Diego’s stomach lurched. Jake, Mick and Billy, the ladies at the post office and the grocery, the teenager at the gas station—they would all carry his scent. He would be their deaths. A sudden rush of anger swept through him, a forest fire of rage that rose from his belly to his head.
“ Hijo de puta! ” he bellowed as he grabbed the iron fireplace tongs in one hand and the poker in the other. “You won’t have any more!”
He flung open the door, heedless of the blast of frigid air, and strode out. “No more, you bastard! Put her the fuck down!”

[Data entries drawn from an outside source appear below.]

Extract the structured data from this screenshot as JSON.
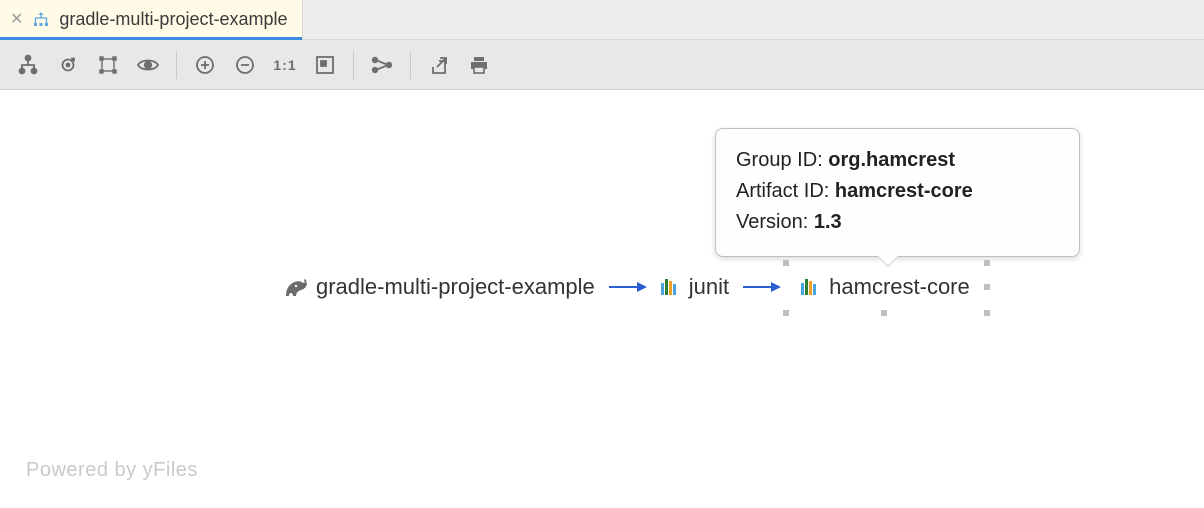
{
  "tab": {
    "title": "gradle-multi-project-example"
  },
  "toolbar": {
    "icons": {
      "layout": "layout-icon",
      "findPath": "find-path-icon",
      "selection": "selection-icon",
      "showHide": "eye-icon",
      "zoomIn": "zoom-in-icon",
      "zoomOut": "zoom-out-icon",
      "actualSize": "one-to-one-icon",
      "fitContent": "fit-content-icon",
      "showPaths": "show-paths-icon",
      "openNew": "open-new-window-icon",
      "print": "print-icon"
    },
    "oneToOneLabel": "1:1"
  },
  "graph": {
    "root": {
      "label": "gradle-multi-project-example",
      "icon": "gradle-icon"
    },
    "dep1": {
      "label": "junit",
      "icon": "library-icon"
    },
    "dep2": {
      "label": "hamcrest-core",
      "icon": "library-icon"
    }
  },
  "tooltip": {
    "groupLabel": "Group ID: ",
    "groupValue": "org.hamcrest",
    "artifactLabel": "Artifact ID: ",
    "artifactValue": "hamcrest-core",
    "versionLabel": "Version: ",
    "versionValue": "1.3"
  },
  "footer": {
    "text": "Powered by yFiles"
  }
}
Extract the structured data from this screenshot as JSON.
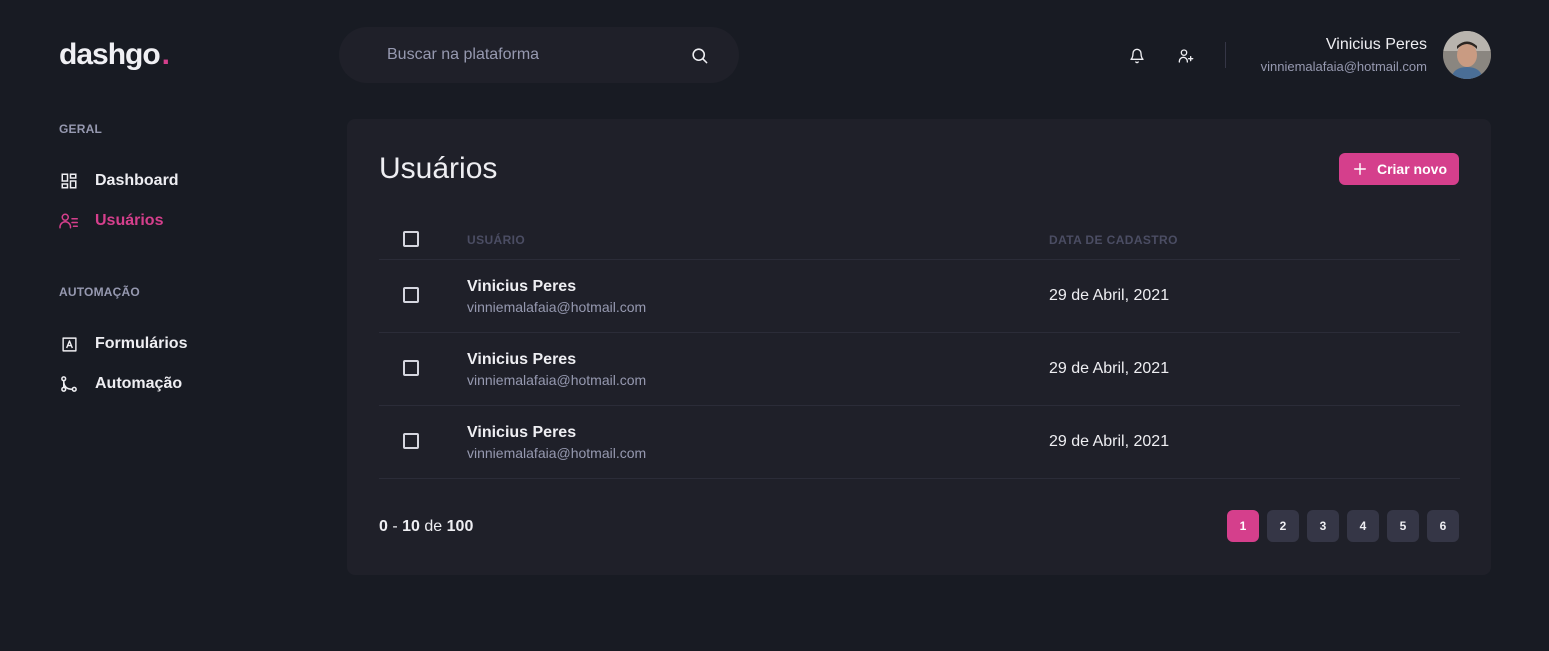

The wendigo lifted Tara to his mouth again and bit off her head. It rolled along the planks to Diego’s feet where it stopped, Tara’s sightless eyes staring up at him.
“ Cabron !” he screamed. He swung for the monster’s head as it leaped at him. The iron connected with a ringing blow that numbed Diego’s arm. He lifted his right arm to stab at the thing’s heart at the same moment it seized his shoulder.
This time he heard the wendigo shriek in agony before the world exploded into a thousand falling shards.
“My love, it’s good to see you, but a bit shocking all the same.” Finn’s disembodied voice reached him from somewhere in the strange twilight.
“I don’t see anything. Where are we?”
“You’ve wandered into my Dreaming. Please tell me you are sleeping inside the house.”
“I—I think I’ve had a seizure. I’m out on the porch.”
“Ah, my hero. This you will need to explain to me, but later, when you are safe. I’m coming. Won’t take but a moment.”
Finn’s voice faded, and Diego found himself alone in the featureless, shrouded landscape. He wondered if he would be stuck there forever, without a house or tree or even a blade of grass to break the monotony. Then he looked up and saw the stars.